A new Android malware called BrasDex was exposed to users in Brazil as part of a multi-platform campaign. The malware targets a series of Brazilian applications and high-performance Automated Transfer System (ATS) engines in an ongoing multi-platform campaign.
Diving into Details
BrasDex, a trojan for Android, was developed by the attackers who created the Casbaneiro malware for Windows banking.
- The multi-platform campaign targeted both mobile and desktop users and resulted in thousands of infections.
- BrasDex has a sophisticated keylogging feature that abuses Android accessibility services and steals credentials from a series of Brazilian apps.
Learn more about BrasDex
Operating for over a year, BrasDex previously mimicked Android install apps and targeted Brazilian banking apps.
- In this campaign, the Android Trojan presents itself as a banking application for Banco Santander BR, although it still targets the same group of applications as the original.
- It eliminated the usual overlay attack mechanism, similar to other malware families, thus eliminating the need to constantly update and download additional data.
- In addition to logging credentials, malware can record account balances and use it to perform device takeovers.
- Its ATS capabilities allow it to use stolen information to initiate fraudulent transactions automatically, making the infection chain scalable and flexible.
Beware of these Android malware.
- The latest incident involved attackers using a dark web platform called Zombinder to link malicious payloads to legitimate Android apps.
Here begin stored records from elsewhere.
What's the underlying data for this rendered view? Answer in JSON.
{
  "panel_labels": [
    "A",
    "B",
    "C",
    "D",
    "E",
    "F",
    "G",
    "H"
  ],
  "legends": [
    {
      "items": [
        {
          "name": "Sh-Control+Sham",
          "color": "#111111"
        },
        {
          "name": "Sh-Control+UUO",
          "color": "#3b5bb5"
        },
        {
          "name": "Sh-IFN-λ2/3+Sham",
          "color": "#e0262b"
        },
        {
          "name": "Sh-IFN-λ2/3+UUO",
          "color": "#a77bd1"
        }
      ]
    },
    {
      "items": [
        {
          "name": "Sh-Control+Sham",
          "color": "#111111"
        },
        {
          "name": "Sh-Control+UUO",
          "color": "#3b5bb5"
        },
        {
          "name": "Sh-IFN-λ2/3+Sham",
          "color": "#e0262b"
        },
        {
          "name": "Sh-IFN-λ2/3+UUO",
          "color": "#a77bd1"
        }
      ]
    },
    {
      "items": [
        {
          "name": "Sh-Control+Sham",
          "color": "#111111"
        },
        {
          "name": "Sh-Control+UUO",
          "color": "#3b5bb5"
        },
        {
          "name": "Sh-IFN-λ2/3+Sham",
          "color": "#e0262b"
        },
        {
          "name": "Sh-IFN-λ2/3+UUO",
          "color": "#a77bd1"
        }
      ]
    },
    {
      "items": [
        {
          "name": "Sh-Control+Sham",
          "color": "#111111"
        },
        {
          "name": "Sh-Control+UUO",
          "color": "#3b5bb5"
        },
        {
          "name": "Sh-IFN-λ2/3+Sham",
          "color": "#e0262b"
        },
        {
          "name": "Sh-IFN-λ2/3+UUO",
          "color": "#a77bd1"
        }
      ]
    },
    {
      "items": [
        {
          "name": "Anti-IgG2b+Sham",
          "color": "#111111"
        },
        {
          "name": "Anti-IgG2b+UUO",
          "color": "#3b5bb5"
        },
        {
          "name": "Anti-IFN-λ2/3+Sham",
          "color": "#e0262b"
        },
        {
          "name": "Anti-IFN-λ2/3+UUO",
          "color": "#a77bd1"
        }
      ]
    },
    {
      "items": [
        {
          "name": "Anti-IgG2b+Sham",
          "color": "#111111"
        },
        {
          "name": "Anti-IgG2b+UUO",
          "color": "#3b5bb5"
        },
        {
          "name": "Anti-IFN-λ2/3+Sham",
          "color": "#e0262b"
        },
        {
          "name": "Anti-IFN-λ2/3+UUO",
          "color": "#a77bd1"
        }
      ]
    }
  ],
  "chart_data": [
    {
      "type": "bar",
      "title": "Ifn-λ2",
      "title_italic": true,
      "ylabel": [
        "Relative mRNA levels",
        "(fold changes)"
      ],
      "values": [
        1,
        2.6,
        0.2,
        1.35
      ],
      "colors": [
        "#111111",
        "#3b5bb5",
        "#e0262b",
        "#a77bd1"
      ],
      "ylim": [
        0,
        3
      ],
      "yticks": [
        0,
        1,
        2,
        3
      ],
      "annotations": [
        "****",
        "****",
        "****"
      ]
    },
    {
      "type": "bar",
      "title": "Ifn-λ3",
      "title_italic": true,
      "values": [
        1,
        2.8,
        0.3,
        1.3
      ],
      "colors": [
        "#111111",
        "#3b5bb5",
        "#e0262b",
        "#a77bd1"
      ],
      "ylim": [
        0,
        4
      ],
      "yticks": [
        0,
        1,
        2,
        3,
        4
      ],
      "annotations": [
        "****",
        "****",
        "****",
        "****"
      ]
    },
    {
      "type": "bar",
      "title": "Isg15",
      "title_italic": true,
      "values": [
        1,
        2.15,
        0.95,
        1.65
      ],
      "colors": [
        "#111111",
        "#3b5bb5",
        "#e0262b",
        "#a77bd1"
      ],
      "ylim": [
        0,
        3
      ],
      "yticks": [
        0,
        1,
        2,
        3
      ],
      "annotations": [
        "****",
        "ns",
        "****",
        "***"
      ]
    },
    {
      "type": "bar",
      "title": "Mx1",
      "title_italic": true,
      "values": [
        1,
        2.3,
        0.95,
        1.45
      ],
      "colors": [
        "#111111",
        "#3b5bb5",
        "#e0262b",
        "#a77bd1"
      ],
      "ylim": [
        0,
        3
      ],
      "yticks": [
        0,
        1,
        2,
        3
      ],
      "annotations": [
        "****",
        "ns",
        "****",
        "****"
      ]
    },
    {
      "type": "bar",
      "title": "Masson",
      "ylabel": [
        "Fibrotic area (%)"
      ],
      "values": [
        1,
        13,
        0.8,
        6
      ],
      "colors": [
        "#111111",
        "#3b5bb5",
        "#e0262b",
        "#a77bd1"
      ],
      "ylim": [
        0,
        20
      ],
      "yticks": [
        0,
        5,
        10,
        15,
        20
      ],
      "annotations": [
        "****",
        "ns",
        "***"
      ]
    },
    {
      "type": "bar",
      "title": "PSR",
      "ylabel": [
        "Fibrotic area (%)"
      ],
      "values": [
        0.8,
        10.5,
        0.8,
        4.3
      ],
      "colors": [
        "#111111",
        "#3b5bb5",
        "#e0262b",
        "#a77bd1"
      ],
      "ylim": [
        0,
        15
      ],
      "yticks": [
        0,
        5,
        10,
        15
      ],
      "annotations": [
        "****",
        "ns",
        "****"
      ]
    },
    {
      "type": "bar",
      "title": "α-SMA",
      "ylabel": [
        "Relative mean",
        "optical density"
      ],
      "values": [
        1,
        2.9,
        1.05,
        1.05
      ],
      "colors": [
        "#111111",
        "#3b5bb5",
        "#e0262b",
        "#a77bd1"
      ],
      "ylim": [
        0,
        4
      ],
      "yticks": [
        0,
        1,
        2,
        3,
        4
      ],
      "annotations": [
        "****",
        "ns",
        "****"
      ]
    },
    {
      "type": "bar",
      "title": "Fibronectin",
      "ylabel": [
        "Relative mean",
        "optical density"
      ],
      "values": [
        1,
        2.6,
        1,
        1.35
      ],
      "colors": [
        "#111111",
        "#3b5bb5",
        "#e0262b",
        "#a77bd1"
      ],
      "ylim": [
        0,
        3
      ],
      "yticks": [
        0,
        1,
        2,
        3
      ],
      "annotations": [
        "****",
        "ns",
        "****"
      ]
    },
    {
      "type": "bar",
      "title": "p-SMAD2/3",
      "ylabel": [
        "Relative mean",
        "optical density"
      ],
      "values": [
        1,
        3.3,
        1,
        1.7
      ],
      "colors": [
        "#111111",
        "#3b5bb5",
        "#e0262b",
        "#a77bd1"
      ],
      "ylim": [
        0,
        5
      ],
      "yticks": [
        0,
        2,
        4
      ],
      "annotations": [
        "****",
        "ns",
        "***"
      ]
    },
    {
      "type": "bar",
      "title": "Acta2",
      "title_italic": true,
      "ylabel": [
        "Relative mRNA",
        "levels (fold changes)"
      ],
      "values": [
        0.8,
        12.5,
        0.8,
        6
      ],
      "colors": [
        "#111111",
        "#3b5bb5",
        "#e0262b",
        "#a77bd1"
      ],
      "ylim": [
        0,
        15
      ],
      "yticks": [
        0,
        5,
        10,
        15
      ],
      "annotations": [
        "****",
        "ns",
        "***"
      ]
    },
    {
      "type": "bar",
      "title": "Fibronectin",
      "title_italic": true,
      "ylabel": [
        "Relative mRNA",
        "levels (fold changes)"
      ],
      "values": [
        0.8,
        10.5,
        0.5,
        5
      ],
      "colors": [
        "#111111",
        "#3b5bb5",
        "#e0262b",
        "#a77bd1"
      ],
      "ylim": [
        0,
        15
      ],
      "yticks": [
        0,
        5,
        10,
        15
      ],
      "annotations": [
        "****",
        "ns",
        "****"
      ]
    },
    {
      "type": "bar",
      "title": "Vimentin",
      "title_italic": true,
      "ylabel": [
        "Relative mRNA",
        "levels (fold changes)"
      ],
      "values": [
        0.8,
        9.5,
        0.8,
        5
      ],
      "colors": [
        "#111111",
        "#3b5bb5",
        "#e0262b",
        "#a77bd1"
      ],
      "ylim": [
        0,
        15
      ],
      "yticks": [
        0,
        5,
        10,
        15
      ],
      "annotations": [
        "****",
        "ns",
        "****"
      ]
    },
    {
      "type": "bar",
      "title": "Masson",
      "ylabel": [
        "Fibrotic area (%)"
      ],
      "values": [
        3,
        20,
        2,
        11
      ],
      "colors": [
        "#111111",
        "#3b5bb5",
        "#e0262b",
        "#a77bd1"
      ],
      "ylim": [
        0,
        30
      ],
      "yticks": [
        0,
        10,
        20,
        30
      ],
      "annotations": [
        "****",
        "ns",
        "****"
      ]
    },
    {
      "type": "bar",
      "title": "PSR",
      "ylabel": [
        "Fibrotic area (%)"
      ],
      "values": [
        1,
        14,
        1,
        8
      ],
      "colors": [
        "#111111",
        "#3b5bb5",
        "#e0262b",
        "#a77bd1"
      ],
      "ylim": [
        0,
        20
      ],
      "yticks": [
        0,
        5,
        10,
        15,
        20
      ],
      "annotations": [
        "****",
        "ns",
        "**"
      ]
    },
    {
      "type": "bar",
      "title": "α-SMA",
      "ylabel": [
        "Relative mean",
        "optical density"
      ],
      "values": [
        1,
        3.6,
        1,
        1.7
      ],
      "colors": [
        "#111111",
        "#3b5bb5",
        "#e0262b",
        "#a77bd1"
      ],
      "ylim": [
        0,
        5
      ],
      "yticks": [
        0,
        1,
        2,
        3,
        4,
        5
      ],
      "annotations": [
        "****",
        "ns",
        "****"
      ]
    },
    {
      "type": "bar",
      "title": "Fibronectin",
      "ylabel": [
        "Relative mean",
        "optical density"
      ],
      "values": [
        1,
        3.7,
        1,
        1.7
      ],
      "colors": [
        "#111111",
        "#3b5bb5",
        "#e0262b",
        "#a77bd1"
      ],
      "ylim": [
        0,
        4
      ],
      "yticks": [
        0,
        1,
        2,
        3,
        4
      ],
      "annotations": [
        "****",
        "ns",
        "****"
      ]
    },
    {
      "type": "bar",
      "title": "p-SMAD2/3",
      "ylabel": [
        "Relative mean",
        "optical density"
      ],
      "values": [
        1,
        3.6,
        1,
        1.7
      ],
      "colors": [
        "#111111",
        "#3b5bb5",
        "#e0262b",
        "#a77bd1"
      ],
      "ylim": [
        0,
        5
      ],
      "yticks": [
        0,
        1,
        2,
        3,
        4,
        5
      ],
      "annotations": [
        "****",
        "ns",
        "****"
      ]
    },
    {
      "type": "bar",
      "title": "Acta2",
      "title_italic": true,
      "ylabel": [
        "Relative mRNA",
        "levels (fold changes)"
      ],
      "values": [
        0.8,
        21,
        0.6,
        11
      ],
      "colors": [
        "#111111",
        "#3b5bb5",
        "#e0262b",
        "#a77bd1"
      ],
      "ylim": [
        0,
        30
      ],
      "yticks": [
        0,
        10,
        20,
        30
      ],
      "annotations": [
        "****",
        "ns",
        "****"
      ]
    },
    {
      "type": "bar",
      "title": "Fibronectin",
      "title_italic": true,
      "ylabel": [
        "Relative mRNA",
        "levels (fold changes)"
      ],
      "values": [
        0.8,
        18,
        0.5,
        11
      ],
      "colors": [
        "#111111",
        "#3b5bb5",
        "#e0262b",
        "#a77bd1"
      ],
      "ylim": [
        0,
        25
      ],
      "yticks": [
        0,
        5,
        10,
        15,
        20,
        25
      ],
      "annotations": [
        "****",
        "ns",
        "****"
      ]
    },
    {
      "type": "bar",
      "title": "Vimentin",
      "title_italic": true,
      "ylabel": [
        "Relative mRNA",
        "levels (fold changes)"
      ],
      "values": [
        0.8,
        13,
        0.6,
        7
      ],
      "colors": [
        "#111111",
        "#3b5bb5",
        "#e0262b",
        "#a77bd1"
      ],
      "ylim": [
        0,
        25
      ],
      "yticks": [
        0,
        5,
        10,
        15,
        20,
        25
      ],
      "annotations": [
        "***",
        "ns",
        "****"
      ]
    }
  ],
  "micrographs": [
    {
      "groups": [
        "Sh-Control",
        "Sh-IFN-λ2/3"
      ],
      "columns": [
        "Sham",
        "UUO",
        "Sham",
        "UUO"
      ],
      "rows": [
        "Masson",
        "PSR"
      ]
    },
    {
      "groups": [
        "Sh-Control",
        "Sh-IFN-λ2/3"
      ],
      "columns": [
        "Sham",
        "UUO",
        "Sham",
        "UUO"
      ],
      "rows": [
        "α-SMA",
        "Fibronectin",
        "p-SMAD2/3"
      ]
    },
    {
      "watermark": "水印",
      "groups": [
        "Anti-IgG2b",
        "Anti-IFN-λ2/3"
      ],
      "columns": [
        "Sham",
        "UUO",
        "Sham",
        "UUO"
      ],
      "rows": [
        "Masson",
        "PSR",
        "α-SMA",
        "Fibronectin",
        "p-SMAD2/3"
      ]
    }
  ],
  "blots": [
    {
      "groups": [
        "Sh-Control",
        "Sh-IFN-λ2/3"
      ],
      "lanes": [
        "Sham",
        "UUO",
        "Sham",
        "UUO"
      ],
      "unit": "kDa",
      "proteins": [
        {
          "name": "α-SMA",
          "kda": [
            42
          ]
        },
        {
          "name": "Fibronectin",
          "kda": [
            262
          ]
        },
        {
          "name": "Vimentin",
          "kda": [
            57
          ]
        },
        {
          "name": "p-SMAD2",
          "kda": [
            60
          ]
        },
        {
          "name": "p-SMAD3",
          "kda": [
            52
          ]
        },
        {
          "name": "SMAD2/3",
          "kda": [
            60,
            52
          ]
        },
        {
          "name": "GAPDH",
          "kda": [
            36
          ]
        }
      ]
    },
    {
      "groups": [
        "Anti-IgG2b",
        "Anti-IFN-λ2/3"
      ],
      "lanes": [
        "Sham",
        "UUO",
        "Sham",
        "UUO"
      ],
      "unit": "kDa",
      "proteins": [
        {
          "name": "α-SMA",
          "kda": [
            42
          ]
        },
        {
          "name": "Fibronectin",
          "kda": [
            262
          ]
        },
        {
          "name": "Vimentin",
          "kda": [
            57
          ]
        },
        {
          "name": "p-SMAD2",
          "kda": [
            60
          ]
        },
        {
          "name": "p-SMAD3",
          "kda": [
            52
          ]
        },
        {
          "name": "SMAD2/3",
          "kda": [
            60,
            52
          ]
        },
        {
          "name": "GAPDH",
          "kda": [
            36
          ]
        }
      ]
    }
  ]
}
Some Android malware delivered this way include Ermac, Sova, Xenomorph, Aurora, Laplas clipper, and Erbium Stealer.
- Earlier this month, a suite of malicious apps dubbed the Schoolyard Bully Trojan appeared masquerading as reading and learning apps on the Google Play Store and third-party app stores. Trojans can steal information from victims’ Facebook accounts.
Conclusion
The emergence of BrasDex and new features in Android malware highlight the importance of fraud detection and prevention mechanisms. BrasDex and Casbaneiro form a dangerous pair as they allow the developer to attack both his Android and Windows devices at scale.